Seguimos a jurisprudência maioritária, segundo a qual no âmbito do NRAU, a comunicação extrajudicial prevista no artigo 1084º do Código não constitui meio único ao dispor do senhorio para operar a resolução do contrato de arrendamento com fundamento naquele incumprimento do arrendatário, tendo igualmente possibilidade de, para o mesmo efeito, recorrer à acção judicial (de despejo), competindo-lhe optar pelo uso de um ou outro meio: neste sentido , cf toda a jurisprudência citada na decisão impugnada[1]..

Esta interpretação é , inequivocamente, a que melhor se adequa a uma interpretação sistemática e teleológica das normas jurídicas que, no âmbito do novo RAU, se destinam a regulamentar o arrendamento e os modos de cessação do mesmo.

O preceituado nos  artigos 9º, nº7 do NRAU, que define a forma por que deve concretizar-se aquela notificação ou comunicação (notificação judicial avulsa ou contacto pessoal), artigo 15º, nº1, e) (o comprovativo de tal comunicação ou notificação e o contrato de arrendamento passam a constituir título executivo) e o artigo 14º, nº1 (que determina que a acção de despejo constitui meio para fazer cessar a situação jurídica do arrendamento) não afasta a admissibilidade de recurso à via judicial para operar a resolução do contrato de arrendamento com fundamento na situação de mora por mais de três meses, por parte do arrendatário, no pagamento das rendas vencidas, antes claramente, conferem essa admissibilidade.

Por outro lado , esclarecedor é o que consta do ponto 1 da Exposição de Motivos da Proposta de Lei do Arrendamento nº 34/X: “o regime jurídico manterá a sua imperatividade em sede de cessação do contrato de arrendamento, mas abre-se a hipótese à resolução extrajudicial do contrato, com base no incumprimento que, pela sua gravidade, ou consequências, torne inexigível à outra a manutenção do arrendamento”,ou seja, mantém-se a possibilidade de fazer cessar o contrato de arrendamento, com o referido fundamento, nos moldes já previstos no anterior RAU, tendo a nova lei criado um novo mecanismo, para o mesmo fim, com o objectivo de agilizar o procedimento relativo à resolução do contrato e entrega do locado.

Não podemos esquecer que ,”….. existindo mora no pagamento da renda superior a três meses, tal implica um rompimento do equilíbrio contratual formado com a celebração do contrato, comporta uma tal reiteração no incumprimento por parte do arrendatário, indiciadora de uma especial gravidade porque violadora do interesse creditório nuclear do senhorio, abalando a sua confiança num futuro cumprimento pontual do pagamento das rendas, tornando, assim, inexigível a manutenção do vínculo contratual, justificando-se, neste contexto, o novo meio criado pelo legislador do NRAU, que concede ao senhorio, para a apontada hipótese, a possibilidade de resolver extrajudicialmente o contrato de arrendamento, através de notificação judicial avulsa ao arrendatário incumpridor, ou contacto pessoal com o mesmo, com a menção do facto incumprido, servindo o comprovativo dessa notificação ou comunicação, juntamente com o contrato de arrendamento, de título executivo extrajudicial, abrindo directamente as portas à acção executiva para a entrega do locado….”Cf Ac RC de 2/11/2010 in ITIJ.

Daí que se compreenda e justifique que só a mora superior a três meses permita uma resolução extrajudicial do contrato de arrendamento.
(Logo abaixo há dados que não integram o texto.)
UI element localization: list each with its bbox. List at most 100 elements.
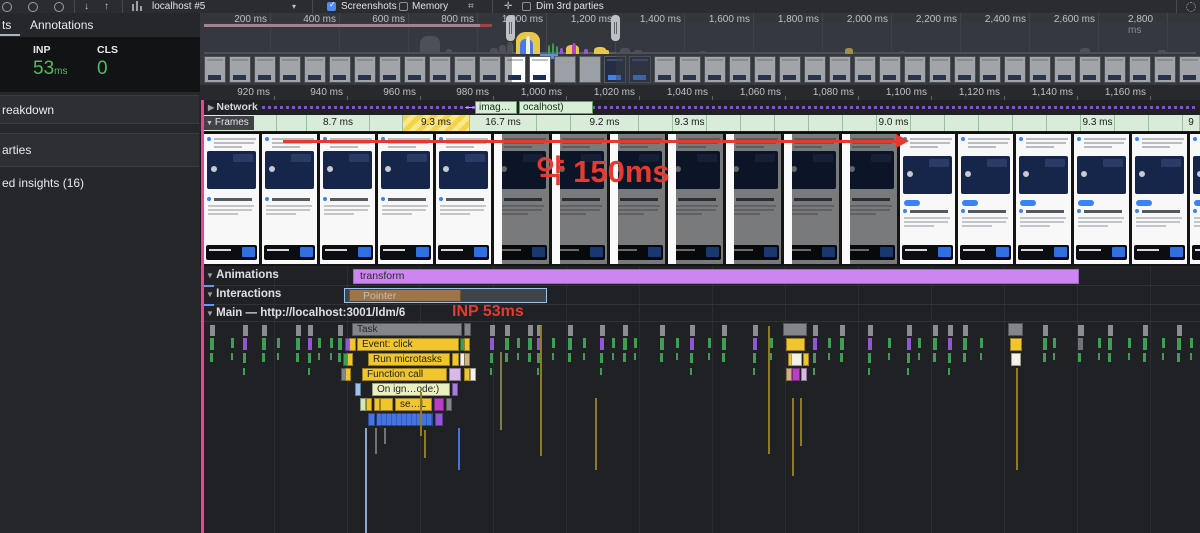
frame-cell[interactable] [1047, 115, 1081, 131]
flame-tick[interactable] [537, 368, 539, 375]
flame-tick[interactable] [1108, 325, 1113, 336]
frame-cell[interactable] [843, 115, 877, 131]
flame-tick[interactable] [1108, 338, 1112, 350]
flame-tick[interactable] [868, 338, 872, 350]
flame-tick[interactable] [210, 338, 214, 350]
flame-tick[interactable] [963, 325, 968, 336]
flame-tick[interactable] [1143, 353, 1146, 362]
flame-tick[interactable] [963, 338, 967, 350]
screenshot-thumbnail[interactable] [204, 134, 259, 264]
frame-cell[interactable]: 8.7 ms [307, 115, 370, 131]
memory-label[interactable]: Memory [412, 0, 448, 13]
frame-cell[interactable]: 9.3 ms [673, 115, 707, 131]
frames-track[interactable]: 7 ms8.7 ms9.3 ms16.7 ms9.2 ms9.3 ms9.0 m… [200, 115, 1200, 133]
flame-tick[interactable] [505, 353, 508, 362]
flame-tick[interactable] [308, 338, 312, 350]
flame-event[interactable] [470, 368, 476, 381]
flame-tick[interactable] [623, 353, 626, 362]
flame-tick[interactable] [308, 353, 311, 363]
filmstrip-screenshots[interactable] [200, 133, 1200, 266]
flame-event[interactable] [783, 323, 807, 336]
flame-event[interactable] [792, 368, 800, 381]
frame-cell[interactable] [537, 115, 571, 131]
flame-tick[interactable] [1043, 325, 1048, 336]
flame-tick[interactable] [308, 325, 313, 336]
screenshots-checkbox[interactable] [327, 2, 336, 11]
flame-tick[interactable] [888, 353, 890, 360]
flame-tick[interactable] [490, 338, 494, 350]
flame-tick[interactable] [243, 338, 247, 350]
flame-tick[interactable] [330, 338, 333, 348]
flame-tick[interactable] [612, 353, 614, 360]
memory-checkbox[interactable] [399, 2, 408, 11]
frame-cell[interactable] [741, 115, 775, 131]
flame-tick[interactable] [1043, 338, 1047, 350]
flame-tick[interactable] [840, 325, 845, 336]
clear-button[interactable] [54, 2, 64, 12]
screenshot-thumbnail[interactable] [320, 134, 375, 264]
flame-tick[interactable] [690, 325, 695, 336]
cpu-environment-select[interactable]: localhost #5 [152, 0, 205, 13]
frame-cell[interactable] [979, 115, 1013, 131]
screenshot-thumbnail[interactable] [726, 134, 781, 264]
flame-event[interactable] [376, 413, 433, 426]
flame-event[interactable] [446, 398, 452, 411]
dim-3rd-parties-checkbox[interactable] [522, 2, 531, 11]
flame-tick[interactable] [868, 368, 870, 375]
flame-tick[interactable] [338, 325, 343, 336]
flame-tick[interactable] [517, 353, 519, 360]
flame-event[interactable] [452, 383, 458, 396]
screenshot-thumbnail[interactable] [900, 134, 955, 264]
flame-tick[interactable] [813, 325, 818, 336]
flame-tick[interactable] [1108, 353, 1111, 362]
screenshot-thumbnail[interactable] [668, 134, 723, 264]
flame-event[interactable] [801, 368, 807, 381]
flame-tick[interactable] [528, 338, 532, 350]
flame-tick[interactable] [708, 338, 711, 348]
flame-event[interactable] [380, 398, 393, 411]
frame-cell[interactable]: 9 [1183, 115, 1200, 131]
flame-tick[interactable] [296, 353, 299, 362]
frame-cell[interactable] [911, 115, 945, 131]
insight-row-breakdown[interactable]: reakdown [0, 95, 199, 124]
flame-tick[interactable] [933, 325, 938, 336]
frame-cell[interactable]: 9.3 ms [1081, 115, 1115, 131]
flame-tick[interactable] [722, 325, 727, 336]
screenshot-thumbnail[interactable] [262, 134, 317, 264]
flame-tick[interactable] [948, 353, 951, 363]
flame-tick[interactable] [338, 353, 341, 362]
flame-tick[interactable] [690, 368, 692, 375]
flame-tick[interactable] [1177, 353, 1180, 362]
flame-tick[interactable] [1053, 353, 1055, 360]
flame-tick[interactable] [868, 353, 871, 363]
flame-tick[interactable] [243, 368, 245, 375]
flame-event[interactable]: Run microtasks [368, 353, 450, 366]
flame-event[interactable] [435, 413, 443, 426]
flame-tick[interactable] [600, 368, 602, 375]
screenshot-thumbnail[interactable] [436, 134, 491, 264]
flame-event[interactable]: On ign…ode:) [372, 383, 450, 396]
flame-tick[interactable] [600, 338, 604, 350]
flame-tick[interactable] [753, 338, 757, 350]
flame-tick[interactable] [813, 368, 815, 375]
frame-cell[interactable] [1013, 115, 1047, 131]
flame-tick[interactable] [568, 325, 573, 336]
flame-tick[interactable] [1162, 338, 1165, 348]
flame-tick[interactable] [828, 353, 830, 360]
flame-tick[interactable] [600, 325, 605, 336]
flame-tick[interactable] [1078, 353, 1081, 362]
flame-tick[interactable] [907, 368, 909, 375]
settings-gear-icon[interactable] [1186, 2, 1196, 12]
flame-tick[interactable] [933, 353, 936, 362]
flame-event[interactable] [355, 383, 361, 396]
flame-tick[interactable] [868, 325, 873, 336]
frame-cell[interactable] [707, 115, 741, 131]
flame-event[interactable] [464, 338, 470, 351]
flame-tick[interactable] [963, 353, 966, 362]
flame-tick[interactable] [907, 338, 911, 350]
flame-tick[interactable] [623, 325, 628, 336]
flame-event[interactable] [1008, 323, 1023, 336]
flame-tick[interactable] [623, 338, 627, 350]
flame-event[interactable] [464, 353, 470, 366]
flame-tick[interactable] [210, 353, 213, 362]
Por isso , quando o motivo invocado para a resolução do contrato seja mora no pagamento da renda, mas igual ou inferior a três meses, só por via judicial aquela poderá ser obtida, funcionando, neste caso, as regras contidas no artigo 1083º, nº2 do Código Civil, ficando o senhorio onerado com a alegação e prova dos factos constitutivos da justa causa da resolução, cabendo ao tribunal, apreciando-os, concluir se os mesmos, pela sua gravidade ou consequências, tornam inexigível a manutenção do arrendamento, ao contrário do que se verificará na hipótese de resolução judicial em que o motivo invocado seja a mora superior a três meses, pois, neste caso, o julgador, comprovada essa mora, está vinculado à determinação legal da justa causa.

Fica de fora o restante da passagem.